One Detector to Rule Them All: Towards a General Deepfake Attack
Detection Framework
- URL: http://arxiv.org/abs/2105.00187v1
- Date: Sat, 1 May 2021 08:02:59 GMT
- Title: One Detector to Rule Them All: Towards a General Deepfake Attack
Detection Framework
- Authors: Shahroz Tariq, Sangyup Lee and Simon S. Woo
- Abstract summary: We introduce a Convolutional LSTM-based Residual Network (CLRNet) to better cope with unknown and unseen deepfakes.
Our CLRNet model demonstrated that it generalizes well against high-quality DFW videos by achieving 93.86% detection accuracy.
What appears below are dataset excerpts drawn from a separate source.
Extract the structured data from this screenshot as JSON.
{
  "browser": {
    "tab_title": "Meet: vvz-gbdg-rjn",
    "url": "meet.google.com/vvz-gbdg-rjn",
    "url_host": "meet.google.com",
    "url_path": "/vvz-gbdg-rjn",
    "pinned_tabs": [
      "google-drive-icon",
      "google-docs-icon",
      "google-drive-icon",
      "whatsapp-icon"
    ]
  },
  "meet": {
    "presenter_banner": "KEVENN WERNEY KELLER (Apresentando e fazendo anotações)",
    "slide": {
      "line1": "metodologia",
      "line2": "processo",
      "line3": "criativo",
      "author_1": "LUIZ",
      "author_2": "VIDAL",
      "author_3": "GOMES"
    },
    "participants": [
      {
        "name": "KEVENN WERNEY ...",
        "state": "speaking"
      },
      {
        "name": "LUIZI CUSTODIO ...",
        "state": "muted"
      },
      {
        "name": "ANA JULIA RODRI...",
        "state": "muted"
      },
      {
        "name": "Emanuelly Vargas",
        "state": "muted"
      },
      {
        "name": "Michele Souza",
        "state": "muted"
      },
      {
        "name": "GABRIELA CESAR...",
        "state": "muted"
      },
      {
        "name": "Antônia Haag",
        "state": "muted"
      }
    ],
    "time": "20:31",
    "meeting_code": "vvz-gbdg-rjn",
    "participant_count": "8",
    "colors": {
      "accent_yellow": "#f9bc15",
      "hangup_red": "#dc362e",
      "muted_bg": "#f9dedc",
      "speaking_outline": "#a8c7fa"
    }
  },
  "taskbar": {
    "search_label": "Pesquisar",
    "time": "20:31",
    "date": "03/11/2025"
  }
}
- Score: 19.762839181838388
- License: http://arxiv.org/licenses/nonexclusive-distrib/1.0/
- Abstract: Deep learning-based video manipulation methods have become widely accessible
to the masses. With little to no effort, people can quickly learn how to
generate deepfake (DF) videos. While deep learning-based detection methods have
been proposed to identify specific types of DFs, their performance suffers for
other types of deepfake methods, including real-world deepfakes, on which they
are not sufficiently trained. In other words, most of the proposed deep
learning-based detection methods lack transferability and generalizability.
Beyond detecting a single type of DF from benchmark deepfake datasets, we focus
on developing a generalized approach to detect multiple types of DFs, including
deepfakes from unknown generation methods such as DeepFake-in-the-Wild (DFW)
videos. To better cope with unknown and unseen deepfakes, we introduce a
Convolutional LSTM-based Residual Network (CLRNet), which adopts a unique model
training strategy and explores spatial as well as the temporal information in
deepfakes. Through extensive experiments, we show that existing defense methods
are not ready for real-world deployment. Whereas our defense method (CLRNet)
achieves far better generalization when detecting various benchmark deepfake
methods (97.57% on average). Furthermore, we evaluate our approach with a
high-quality DeepFake-in-the-Wild dataset, collected from the Internet
containing numerous videos and having more than 150,000 frames. Our CLRNet
model demonstrated that it generalizes well against high-quality DFW videos by
achieving 93.86% detection accuracy, outperforming existing state-of-the-art
defense methods by a considerable margin.